Der Maßgeblichkeitsgrundsatz ist aber in vielfacher Weise eingeschränkt. Denn
wenn das Steuerrecht eigene Bestimmungen enthält, gehen die speziellen steuerrechtlichen Ansatz- und Bewertungsvorschriften für Zwecke der Besteuerung den
Regelungen des HGB und den nicht kodifizierten GoB vor. Außerdem werden nicht
alle handelsrechtlichen Wahlrechte steuerrechtlich anerkannt.

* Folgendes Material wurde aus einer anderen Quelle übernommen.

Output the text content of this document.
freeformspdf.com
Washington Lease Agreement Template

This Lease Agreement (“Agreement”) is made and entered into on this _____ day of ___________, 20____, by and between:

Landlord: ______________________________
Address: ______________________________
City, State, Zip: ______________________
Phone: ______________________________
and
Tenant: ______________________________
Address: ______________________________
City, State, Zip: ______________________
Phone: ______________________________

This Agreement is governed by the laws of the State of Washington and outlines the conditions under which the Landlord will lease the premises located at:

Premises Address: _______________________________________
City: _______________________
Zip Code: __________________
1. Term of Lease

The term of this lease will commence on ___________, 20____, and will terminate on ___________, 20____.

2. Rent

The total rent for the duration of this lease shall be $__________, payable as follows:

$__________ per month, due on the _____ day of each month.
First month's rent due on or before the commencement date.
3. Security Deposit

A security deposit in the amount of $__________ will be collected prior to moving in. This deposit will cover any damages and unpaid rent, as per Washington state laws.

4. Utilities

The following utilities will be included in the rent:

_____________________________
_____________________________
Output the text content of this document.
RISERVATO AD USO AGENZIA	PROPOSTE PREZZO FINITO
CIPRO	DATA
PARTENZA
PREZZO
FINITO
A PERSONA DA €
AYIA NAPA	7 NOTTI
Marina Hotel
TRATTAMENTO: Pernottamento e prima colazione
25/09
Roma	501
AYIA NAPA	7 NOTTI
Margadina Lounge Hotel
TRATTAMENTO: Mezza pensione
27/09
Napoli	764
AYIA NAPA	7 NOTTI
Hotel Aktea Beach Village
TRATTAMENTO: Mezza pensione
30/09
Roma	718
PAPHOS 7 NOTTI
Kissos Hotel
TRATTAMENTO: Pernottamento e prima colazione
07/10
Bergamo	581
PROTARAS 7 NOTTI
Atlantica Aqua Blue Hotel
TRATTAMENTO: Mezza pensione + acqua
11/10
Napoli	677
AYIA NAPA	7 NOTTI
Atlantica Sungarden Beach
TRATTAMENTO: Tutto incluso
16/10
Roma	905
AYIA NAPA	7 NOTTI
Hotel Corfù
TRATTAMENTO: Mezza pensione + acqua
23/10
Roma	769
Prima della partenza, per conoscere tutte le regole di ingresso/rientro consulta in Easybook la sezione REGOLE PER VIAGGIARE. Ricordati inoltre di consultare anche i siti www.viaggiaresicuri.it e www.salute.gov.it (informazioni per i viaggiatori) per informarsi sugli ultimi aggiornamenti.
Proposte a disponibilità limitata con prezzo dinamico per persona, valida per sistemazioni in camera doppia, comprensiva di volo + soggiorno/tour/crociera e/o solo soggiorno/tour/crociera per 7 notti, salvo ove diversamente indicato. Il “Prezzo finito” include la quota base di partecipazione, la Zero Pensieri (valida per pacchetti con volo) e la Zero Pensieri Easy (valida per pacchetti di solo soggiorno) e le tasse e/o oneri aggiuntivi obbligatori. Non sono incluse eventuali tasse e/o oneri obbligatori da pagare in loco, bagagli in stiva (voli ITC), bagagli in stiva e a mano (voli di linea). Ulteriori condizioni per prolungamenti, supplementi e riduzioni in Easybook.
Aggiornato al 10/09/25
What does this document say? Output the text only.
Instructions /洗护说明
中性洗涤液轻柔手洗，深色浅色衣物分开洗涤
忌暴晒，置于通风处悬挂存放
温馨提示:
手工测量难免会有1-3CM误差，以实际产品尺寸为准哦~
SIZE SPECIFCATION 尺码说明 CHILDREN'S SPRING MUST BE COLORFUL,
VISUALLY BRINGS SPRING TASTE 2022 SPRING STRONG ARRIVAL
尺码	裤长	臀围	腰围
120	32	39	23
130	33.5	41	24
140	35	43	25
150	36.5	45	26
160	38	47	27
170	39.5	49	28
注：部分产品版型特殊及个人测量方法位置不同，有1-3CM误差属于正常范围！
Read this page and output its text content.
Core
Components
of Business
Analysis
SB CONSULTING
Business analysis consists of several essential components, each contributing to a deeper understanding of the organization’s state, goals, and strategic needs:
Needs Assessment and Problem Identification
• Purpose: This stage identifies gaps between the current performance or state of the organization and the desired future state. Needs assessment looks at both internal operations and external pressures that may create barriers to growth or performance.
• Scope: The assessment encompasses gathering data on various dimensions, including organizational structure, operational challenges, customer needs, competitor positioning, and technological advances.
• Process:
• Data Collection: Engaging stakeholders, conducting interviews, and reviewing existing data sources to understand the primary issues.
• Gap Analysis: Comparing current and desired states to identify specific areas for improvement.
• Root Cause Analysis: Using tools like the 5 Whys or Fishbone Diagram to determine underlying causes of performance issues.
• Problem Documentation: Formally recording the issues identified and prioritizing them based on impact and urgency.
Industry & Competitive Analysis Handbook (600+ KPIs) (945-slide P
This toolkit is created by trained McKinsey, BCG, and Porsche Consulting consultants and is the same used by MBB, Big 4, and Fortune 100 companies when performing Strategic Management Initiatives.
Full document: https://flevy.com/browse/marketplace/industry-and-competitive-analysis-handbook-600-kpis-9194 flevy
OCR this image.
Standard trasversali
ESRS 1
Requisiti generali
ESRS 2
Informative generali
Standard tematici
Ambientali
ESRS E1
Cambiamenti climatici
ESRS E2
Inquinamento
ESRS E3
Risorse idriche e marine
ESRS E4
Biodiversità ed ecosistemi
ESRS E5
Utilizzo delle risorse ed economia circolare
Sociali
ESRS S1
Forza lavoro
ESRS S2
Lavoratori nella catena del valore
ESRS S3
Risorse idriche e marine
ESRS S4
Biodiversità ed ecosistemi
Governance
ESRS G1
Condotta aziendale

Im Zuge der Abschaffung der umgekehrten Maßgeblichkeit im Rahmen des
BilMoG ist die bisherige formelle Maßgeblichkeit, wonach steuerrechtliche Wahlrechte in Übereinstimmung mit der handelsrechtlichen Behandlung auszuüben
waren, weitgehend weggefallen. Dem neuen Gesetzeswortlaut entsprechend sind
nunmehr jedwede steuerrechtliche Wahlrechte autonom ausübbar. Besteht sowohl
nach Handels- als auch Steuerrecht ein Wahlrecht, kann das steuerrechtliche Wahlrecht demnach unabhängig von der Entscheidung für die Handelsbilanz ausgeübt
werden. Materielle Bedeutung entfaltet der Maßgeblichkeitsgrundsatz somit nur noch
in den Fällen, in denen eine steuerrechtliche Norm gänzlich fehlt.